When I read words I try to avoid applying the simplest most idiotic meanings to and assumptions behind them. So when I read "active foreign policy" I think, well it could mean having diplomats all over the world, engaging with various other foreign officials, for whatever purpose, peaceful or otherwise.

When I read "active foreign policy" I don't think "GEORGE BUSH JINGOISTIC NEOCON INTERVENTIONIST IRAQ WAR FOR OIL JACKBOOTED RACIST IMPERIALISTIC FASCIST" nor do I read "martial culture" as "YEAH LETS BLOW SHIT UP! SEND OUR ENEMIES TO THE STONE AGE! TANKS AND FIGHTER JETS AND MACHINE GUNS WHOO 'MURICA!"

And then the politics are all wrong. Day-to-day politics doesn't mean anything, other than partisan hackery for the most part. Conservatives are winning Cowen says, because Obama wants to get all interventiony on Libya and Syria's asses. Obama must be a conservative and conservatives must like what Obama's doing overseas then, right? No that makes no sense. So lets ramp the complexity up to infinity by throwing in martial culture bullshit and tie it into relevant news by implying guns=martial culture.

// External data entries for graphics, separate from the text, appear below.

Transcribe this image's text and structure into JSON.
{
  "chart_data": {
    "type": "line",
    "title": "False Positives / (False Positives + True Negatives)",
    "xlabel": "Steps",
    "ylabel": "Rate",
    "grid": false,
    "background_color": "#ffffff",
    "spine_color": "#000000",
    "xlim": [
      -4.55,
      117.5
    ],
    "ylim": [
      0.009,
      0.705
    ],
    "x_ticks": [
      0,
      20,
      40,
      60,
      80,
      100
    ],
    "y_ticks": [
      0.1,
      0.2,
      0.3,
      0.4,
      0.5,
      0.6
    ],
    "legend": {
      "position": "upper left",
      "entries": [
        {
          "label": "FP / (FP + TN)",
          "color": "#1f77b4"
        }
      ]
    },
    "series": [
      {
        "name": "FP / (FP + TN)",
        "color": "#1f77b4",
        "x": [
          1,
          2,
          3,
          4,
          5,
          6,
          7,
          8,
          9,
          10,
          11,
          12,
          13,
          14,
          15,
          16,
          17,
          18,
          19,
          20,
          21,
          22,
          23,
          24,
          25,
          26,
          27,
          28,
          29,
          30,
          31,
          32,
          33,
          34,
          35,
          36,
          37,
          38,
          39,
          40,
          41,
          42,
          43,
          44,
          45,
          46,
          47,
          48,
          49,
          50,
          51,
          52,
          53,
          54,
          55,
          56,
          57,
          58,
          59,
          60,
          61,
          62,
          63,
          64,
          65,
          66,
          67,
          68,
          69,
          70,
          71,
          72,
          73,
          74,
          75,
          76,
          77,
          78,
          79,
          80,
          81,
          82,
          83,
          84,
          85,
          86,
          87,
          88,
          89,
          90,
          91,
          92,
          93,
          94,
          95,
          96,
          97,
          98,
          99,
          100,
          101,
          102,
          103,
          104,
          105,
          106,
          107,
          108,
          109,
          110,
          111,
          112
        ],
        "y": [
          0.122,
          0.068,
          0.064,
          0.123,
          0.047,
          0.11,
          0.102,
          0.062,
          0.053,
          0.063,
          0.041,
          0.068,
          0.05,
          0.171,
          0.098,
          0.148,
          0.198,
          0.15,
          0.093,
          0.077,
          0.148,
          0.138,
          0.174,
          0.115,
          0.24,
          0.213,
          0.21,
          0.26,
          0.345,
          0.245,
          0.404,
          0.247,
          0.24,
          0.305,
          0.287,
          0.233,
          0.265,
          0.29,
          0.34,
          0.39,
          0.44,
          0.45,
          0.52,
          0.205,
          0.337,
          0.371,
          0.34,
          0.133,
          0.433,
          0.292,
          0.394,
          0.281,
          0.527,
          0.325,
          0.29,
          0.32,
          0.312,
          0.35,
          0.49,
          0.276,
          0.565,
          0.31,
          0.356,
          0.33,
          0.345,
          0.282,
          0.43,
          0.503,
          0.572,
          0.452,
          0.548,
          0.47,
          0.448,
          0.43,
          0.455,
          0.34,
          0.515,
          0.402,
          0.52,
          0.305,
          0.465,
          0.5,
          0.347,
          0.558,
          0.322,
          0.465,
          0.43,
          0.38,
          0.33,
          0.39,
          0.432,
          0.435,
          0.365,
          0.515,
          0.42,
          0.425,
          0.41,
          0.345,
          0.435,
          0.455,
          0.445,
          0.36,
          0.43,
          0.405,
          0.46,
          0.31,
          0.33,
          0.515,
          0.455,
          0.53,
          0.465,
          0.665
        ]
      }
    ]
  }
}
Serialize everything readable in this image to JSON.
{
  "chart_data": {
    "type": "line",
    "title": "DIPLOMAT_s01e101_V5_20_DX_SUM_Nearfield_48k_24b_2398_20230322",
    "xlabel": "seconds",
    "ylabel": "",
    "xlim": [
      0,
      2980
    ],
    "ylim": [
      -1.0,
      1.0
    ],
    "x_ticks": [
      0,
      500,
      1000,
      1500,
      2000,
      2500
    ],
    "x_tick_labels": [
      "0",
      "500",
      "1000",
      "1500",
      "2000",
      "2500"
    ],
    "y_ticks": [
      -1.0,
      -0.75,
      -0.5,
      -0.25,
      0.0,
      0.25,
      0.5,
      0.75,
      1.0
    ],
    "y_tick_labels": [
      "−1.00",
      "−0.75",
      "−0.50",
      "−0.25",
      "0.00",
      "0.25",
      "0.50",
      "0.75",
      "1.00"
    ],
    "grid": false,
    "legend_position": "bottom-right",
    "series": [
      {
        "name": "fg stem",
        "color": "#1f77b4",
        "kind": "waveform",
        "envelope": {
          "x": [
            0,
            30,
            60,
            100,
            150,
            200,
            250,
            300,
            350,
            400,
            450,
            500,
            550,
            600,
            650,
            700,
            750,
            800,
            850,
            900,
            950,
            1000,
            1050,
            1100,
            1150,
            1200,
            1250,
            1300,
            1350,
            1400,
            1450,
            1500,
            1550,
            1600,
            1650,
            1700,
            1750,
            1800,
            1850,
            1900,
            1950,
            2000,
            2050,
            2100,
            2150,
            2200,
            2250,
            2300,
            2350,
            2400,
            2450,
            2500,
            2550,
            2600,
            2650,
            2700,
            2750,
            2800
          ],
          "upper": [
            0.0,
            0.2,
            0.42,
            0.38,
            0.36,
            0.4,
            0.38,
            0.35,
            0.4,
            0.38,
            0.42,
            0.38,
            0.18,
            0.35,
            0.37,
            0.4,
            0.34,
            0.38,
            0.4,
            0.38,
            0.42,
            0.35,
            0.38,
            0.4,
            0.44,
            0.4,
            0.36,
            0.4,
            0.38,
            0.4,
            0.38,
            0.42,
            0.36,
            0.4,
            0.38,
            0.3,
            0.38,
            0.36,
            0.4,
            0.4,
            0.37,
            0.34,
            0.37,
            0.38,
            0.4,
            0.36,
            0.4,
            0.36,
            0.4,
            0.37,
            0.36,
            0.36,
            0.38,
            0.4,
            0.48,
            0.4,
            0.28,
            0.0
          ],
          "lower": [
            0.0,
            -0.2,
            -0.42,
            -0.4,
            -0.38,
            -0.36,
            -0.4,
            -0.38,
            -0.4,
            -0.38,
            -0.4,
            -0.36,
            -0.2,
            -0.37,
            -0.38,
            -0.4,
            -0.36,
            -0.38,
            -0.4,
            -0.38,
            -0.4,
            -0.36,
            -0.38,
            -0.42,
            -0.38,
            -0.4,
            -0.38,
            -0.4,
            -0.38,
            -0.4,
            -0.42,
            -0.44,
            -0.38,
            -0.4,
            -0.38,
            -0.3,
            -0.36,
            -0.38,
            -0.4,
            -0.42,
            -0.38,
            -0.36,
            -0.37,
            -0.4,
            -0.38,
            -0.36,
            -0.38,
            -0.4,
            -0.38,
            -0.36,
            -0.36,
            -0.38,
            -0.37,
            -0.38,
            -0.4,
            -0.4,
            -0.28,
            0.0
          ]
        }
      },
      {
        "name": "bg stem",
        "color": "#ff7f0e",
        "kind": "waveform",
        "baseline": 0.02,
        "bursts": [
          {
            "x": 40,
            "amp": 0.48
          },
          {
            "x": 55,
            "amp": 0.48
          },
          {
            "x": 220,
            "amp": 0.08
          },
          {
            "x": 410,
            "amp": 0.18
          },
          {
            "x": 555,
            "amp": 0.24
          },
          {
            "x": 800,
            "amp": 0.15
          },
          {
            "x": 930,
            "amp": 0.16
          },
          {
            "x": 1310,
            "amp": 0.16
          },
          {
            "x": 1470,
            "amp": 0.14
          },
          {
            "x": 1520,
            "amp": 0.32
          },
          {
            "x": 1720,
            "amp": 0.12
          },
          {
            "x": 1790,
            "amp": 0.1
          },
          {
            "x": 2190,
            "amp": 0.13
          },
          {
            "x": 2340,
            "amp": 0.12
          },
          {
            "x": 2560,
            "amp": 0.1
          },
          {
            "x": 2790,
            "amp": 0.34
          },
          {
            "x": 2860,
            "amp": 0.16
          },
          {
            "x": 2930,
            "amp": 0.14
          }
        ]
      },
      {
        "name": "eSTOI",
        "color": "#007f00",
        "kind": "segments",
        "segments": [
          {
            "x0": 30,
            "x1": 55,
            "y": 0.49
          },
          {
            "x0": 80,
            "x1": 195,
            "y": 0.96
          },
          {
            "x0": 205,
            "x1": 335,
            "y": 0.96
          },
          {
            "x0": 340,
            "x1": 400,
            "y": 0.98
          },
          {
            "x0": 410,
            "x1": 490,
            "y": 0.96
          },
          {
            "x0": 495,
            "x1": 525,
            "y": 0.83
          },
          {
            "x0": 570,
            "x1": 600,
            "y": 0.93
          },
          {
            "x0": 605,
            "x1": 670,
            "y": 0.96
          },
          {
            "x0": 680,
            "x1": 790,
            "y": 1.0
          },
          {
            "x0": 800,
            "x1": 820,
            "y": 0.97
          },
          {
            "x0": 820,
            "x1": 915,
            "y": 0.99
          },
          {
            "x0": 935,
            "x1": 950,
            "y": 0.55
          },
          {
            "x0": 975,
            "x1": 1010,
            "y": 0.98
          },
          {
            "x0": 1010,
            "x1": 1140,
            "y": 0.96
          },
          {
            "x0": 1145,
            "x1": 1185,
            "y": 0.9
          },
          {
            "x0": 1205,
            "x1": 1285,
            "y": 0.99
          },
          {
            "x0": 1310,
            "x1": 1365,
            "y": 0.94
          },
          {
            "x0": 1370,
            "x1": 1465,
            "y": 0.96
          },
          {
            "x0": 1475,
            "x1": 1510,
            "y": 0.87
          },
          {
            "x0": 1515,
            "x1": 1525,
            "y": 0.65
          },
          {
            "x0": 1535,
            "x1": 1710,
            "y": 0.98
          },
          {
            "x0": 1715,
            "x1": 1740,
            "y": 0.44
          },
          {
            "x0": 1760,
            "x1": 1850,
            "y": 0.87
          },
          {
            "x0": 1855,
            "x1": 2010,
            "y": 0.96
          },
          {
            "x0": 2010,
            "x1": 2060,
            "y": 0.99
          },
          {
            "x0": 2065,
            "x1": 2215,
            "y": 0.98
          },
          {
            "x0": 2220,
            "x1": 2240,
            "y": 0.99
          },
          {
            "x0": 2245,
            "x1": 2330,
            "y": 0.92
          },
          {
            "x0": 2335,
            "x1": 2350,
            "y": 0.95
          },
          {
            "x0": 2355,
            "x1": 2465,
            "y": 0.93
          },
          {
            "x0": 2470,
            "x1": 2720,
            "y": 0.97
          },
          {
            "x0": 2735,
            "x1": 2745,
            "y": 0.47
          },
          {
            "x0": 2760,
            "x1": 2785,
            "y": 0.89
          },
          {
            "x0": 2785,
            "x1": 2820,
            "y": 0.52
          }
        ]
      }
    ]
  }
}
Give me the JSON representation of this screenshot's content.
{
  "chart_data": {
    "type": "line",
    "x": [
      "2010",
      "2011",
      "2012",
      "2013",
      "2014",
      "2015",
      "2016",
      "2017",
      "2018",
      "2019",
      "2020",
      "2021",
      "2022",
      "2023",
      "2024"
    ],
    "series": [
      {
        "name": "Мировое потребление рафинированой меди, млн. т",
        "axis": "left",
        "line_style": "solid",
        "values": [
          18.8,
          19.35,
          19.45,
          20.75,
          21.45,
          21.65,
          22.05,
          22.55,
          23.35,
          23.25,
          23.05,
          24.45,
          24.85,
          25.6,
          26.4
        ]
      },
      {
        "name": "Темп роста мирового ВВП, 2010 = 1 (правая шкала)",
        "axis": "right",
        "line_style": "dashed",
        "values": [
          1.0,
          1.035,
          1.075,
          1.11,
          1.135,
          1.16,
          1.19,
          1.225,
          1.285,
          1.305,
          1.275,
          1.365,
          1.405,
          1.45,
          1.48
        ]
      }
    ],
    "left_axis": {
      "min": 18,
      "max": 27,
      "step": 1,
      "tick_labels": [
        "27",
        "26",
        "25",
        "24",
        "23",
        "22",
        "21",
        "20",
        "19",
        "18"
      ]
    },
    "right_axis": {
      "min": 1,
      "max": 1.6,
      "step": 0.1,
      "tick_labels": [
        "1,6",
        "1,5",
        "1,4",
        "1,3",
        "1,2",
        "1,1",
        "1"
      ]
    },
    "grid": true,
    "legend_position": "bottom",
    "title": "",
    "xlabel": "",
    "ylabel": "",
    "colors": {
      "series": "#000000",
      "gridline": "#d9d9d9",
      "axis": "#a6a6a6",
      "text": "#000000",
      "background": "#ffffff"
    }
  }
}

For libertarians, Cowen is asserting that we can't have our cake and eat it too. With guns, comes jingoistic international militaristic adventurism (maybe imperialistic too?), or "martial culture" for short. Guns must be pretty powerful, so much so that they're indivisibly part and parcel of "martial culture" and perhaps only that culture. Can't get rid of one with out getting rid of the other. Which is utter crap.

Broadly or narrowly defined, culture is not a rigid, unmalleable artifact of humanity. Want proof? Try defining "American culture". Have fun and good luck. Even if Cowen is right, we can still have our cake and eat it too, even if that means we have to culturally appropriate and/or excise a few things.

I can look through the blurry cultural lens while still clinging to my guns and liberty. It's not hard; you should try it sometime Mr. Cowen.